Tenía esa inquietud desde que leí en el periódico que un japonés había sido encontrado en su apartamento tres años después de su fallecimiento. Al parecer, nadie lo había echado en falta.
Pero volvamos a lo de las uvas. Mientras pensaba en las horas perdidas, conté doce uvas y las puse en un platito. Delante, la copa alargada y el benjamín. Nunca he sido un gran bebedor.
Abrí el botellín cuando aún faltaban seis minutos para las campanadas, no fueran a pillarme desprevenido. Luego encendí el televisor y sintonicé uno de los programas que conectaban con un reloj emblemático. Creo que era la Puerta del Sol de Madrid. Tras la pareja de presentadores, guapos y relucientes, se agitaba una multitud entusiasta que hacía volar tapones de espumoso. Algunos entonaban cantos o saltaban con los brazos en alto para que los captara la cámara.
Qué extrañas resultan las diversiones de la gente cuando se está solo.
Las campanadas llegaron al fin, y cumplí el rito de llenarme la boca de uvas al son del reloj. Cuando desatascaba el paladar con un trago de champán, no pude evitar sentirme ridículo por haber mordido el anzuelo de la tradición. ¿Quién me mandaba participar en esa pantomima?
Decidí que el asunto no merecía que le dedicase más tiempo, así que me sequé la boca con una servilleta y apagué el televisor.
Mientras me desvestía para meterme en la cama, de la calle me llegaba el fragor de petardos y risotadas.
«Son infantiles», me dije al apagar la luz un día más.
Esa noche me costó conciliar el sueño.
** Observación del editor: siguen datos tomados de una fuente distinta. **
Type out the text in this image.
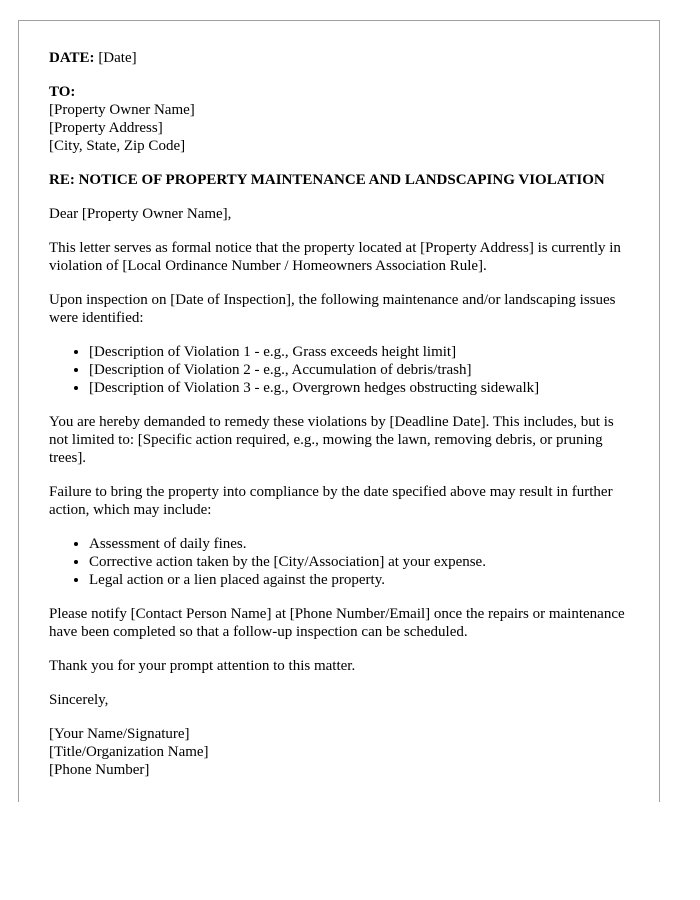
DATE: [Date]

TO:
[Property Owner Name]
[Property Address]
[City, State, Zip Code]

RE: NOTICE OF PROPERTY MAINTENANCE AND LANDSCAPING VIOLATION

Dear [Property Owner Name],

This letter serves as formal notice that the property located at [Property Address] is currently in violation of [Local Ordinance Number / Homeowners Association Rule].

Upon inspection on [Date of Inspection], the following maintenance and/or landscaping issues were identified:

• [Description of Violation 1 - e.g., Grass exceeds height limit]
• [Description of Violation 2 - e.g., Accumulation of debris/trash]
• [Description of Violation 3 - e.g., Overgrown hedges obstructing sidewalk]

You are hereby demanded to remedy these violations by [Deadline Date]. This includes, but is not limited to: [Specific action required, e.g., mowing the lawn, removing debris, or pruning trees].

Failure to bring the property into compliance by the date specified above may result in further action, which may include:

• Assessment of daily fines.
• Corrective action taken by the [City/Association] at your expense.
• Legal action or a lien placed against the property.

Please notify [Contact Person Name] at [Phone Number/Email] once the repairs or maintenance have been completed so that a follow-up inspection can be scheduled.

Thank you for your prompt attention to this matter.

Sincerely,

[Your Name/Signature]
[Title/Organization Name]
[Phone Number]
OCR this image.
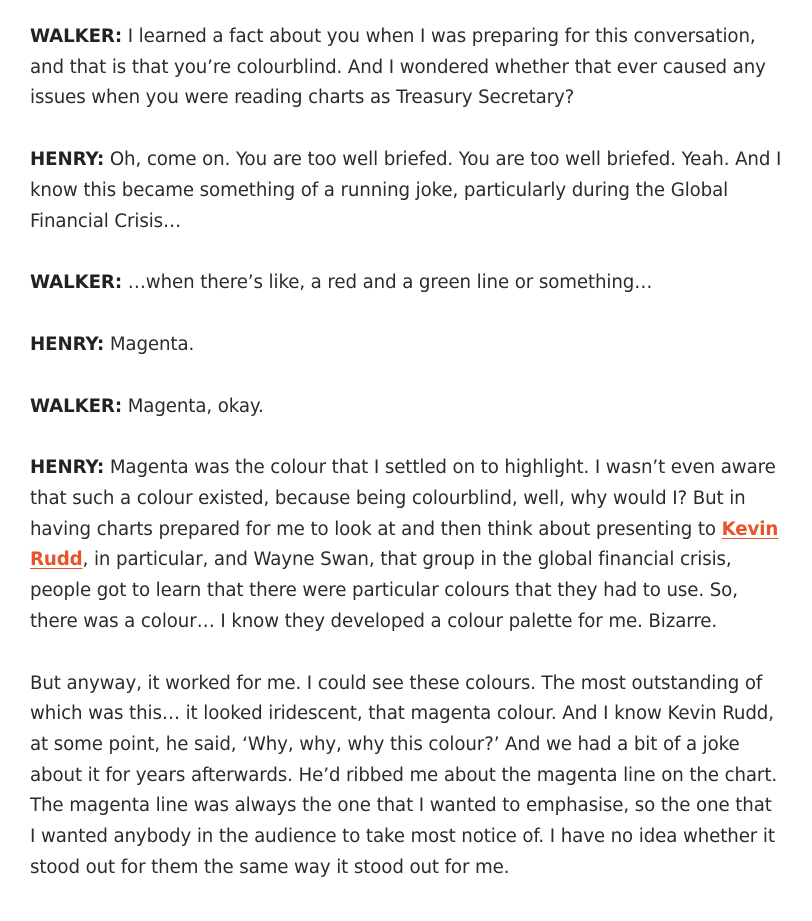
WALKER: I learned a fact about you when I was preparing for this conversation, and that is that you’re colourblind. And I wondered whether that ever caused any issues when you were reading charts as Treasury Secretary?

HENRY: Oh, come on. You are too well briefed. You are too well briefed. Yeah. And I know this became something of a running joke, particularly during the Global Financial Crisis…

WALKER: …when there’s like, a red and a green line or something…

HENRY: Magenta.

WALKER: Magenta, okay.

HENRY: Magenta was the colour that I settled on to highlight. I wasn’t even aware that such a colour existed, because being colourblind, well, why would I? But in having charts prepared for me to look at and then think about presenting to Kevin Rudd, in particular, and Wayne Swan, that group in the global financial crisis, people got to learn that there were particular colours that they had to use. So, there was a colour… I know they developed a colour palette for me. Bizarre.

But anyway, it worked for me. I could see these colours. The most outstanding of which was this… it looked iridescent, that magenta colour. And I know Kevin Rudd, at some point, he said, ‘Why, why, why this colour?’ And we had a bit of a joke about it for years afterwards. He’d ribbed me about the magenta line on the chart. The magenta line was always the one that I wanted to emphasise, so the one that I wanted anybody in the audience to take most notice of. I have no idea whether it stood out for them the same way it stood out for me.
Y no por el jolgorio callejero, bastante notable al vivir entre dos plazas de Gracia. Tengo la costumbre de dormir con antifaz y tapones en los oídos.
Por primera vez aquellas fiestas me sentí solo y desamparado, y deseé que la farsa navideña acabara cuanto antes. Me esperaban cinco días tranquilos, por decirlo de algún modo. Luego la comida de Reyes con mi hermana y su marido, que sufre depresiones desde que le conozco. No han tenido hijos.
«Eso será un mal trago», me dije, «menos mal que al día siguiente vuelve la normalidad».
Reconfortado con este pensamiento, noté que los párpados se me cerraban. ¿Los volvería a abrir?
«Ya estoy en un nuevo año», fue mi último pensamiento, «pero nada nuevo va a venir.»
Y me dormí ignorando cuánto me equivocaba.